Essays and stories to inspire us to nurture diverse, meaningful relationships with gardens and landscapes.
"A garden, as Félix de Rosen suggests in this book, is not a place separate to the world but a tether to it. At a time of increasing ecological and cultural fragmentation and loss, de Rosen reminds us of the importance of the garden as a place of gentle activism and abundance, and gardening as a framework for being with the more-than-human world—engaging with care, reciprocity, and creativity. A Garden's Purpose is an important, timely book." — Georgina Reid, editor of Wonderground Journal and author of The Truth, Beauty, Chaos, and Plants
The garden provides a powerful, generous way of looking at the world. Through stories and essays, this gracious volume, written in a highly accessible tone, invites readers on a journey to understand gardens as places where we build mutually beneficial relationships with the living world around us.
As beautiful spaces, gardens fill us with hope and wonder. As gathering places, they nurture friendships and communities. Thoughtfully crafted, they make us pause and appreciate our surroundings. Full of edible plants, they nourish us. Full of diversity—human and non-human—they connect us with the polychromatic world in which we live. They make us feel at home in our own bodies, in our cities, and on our planet.
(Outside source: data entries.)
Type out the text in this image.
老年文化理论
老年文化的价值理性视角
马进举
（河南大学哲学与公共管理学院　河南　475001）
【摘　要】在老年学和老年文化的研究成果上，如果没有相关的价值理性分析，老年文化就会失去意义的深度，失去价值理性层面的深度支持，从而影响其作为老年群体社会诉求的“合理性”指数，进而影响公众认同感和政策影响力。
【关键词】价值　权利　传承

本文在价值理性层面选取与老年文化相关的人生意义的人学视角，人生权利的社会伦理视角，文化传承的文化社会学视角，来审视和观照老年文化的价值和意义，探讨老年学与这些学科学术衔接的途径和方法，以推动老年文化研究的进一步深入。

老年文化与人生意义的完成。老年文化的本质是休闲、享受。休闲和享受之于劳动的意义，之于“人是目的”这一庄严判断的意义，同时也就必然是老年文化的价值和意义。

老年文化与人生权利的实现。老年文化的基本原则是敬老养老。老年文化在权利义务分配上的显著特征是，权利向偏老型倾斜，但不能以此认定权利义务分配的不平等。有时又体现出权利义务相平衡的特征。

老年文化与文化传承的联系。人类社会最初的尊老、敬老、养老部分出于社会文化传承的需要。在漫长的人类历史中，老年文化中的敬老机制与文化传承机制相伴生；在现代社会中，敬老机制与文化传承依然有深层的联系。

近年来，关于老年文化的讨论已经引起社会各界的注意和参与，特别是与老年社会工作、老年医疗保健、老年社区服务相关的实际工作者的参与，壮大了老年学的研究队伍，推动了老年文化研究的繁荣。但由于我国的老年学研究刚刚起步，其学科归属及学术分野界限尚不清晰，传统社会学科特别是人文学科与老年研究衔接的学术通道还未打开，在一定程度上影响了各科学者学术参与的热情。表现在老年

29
Each chapter in this book is dedicated to a specific idea or element of the garden, from places where gardens grow (i.e., a driveway in San Francisco, a bathtub as a planter) to garden management (why some lawns need watering every few days, and some gardens can go almost a full year without irrigation) to color and texture (i.e., how fine-textured plants like grasses can be used to unify a space), and everything in between. Hundreds of gardens from all corners of the globe are included, photographed in glorious full color.
Perfect for home gardeners, landscape designers, or as a gift for the gardener in your life, this is an ode to the wonder, design, and habitat of gardens, and an inspiration to nurture meaningful relationships with the natural world around us.
“Gardens are not just places. They are experiences through time.”
This book explores the possibilities inherent in gardens of all kinds - from cracks in the sidewalk, to intentional garden masterpieces, to natural topography. It invites us to view the garden not as merely a functional part of the landscape (although it is), but as a place where we can participate in the harmony of nature through water, soil, light, and more.
I thoroughly enjoyed this book as an exercise in understanding and appreciating how the elements of nature work together, and how humans can participate in that dynamic with intentional, respectful intervention and design.
“To enter a garden is to experience the fundamentally magical nature of reality.”
This book should be equally valuable to both beginning and more seasoned gardeners. It covers a lot of essential subjects at relatively high levels but with specific and very creative examples while contextualizing each subject with a purpose that contributes to the larger vision of a garden.
This book does a great job at challenging what a garden really even is in the first place. This critical approach opens a world of possibilities for the potential expressions that a garden can take, and helps deliver it from common conceptions of tediously maintained and contained natural spaces. It's actually very empowering to know that anyone can garden because we're not only endowed with a connection to nature, but we're an active part of it. This theme runs throughout the book as an essential reminder to perhaps deprogram our more adversarial conceptions of nature. Through the lens of this book though, gardening becomes the creative expression of our indelible place in nature.
Felix manages to say a lot in this book without many words. It's an accessible read with lots of beautiful photos, and it's probably rich enough to even inspire any non-gardeners that happen to read it.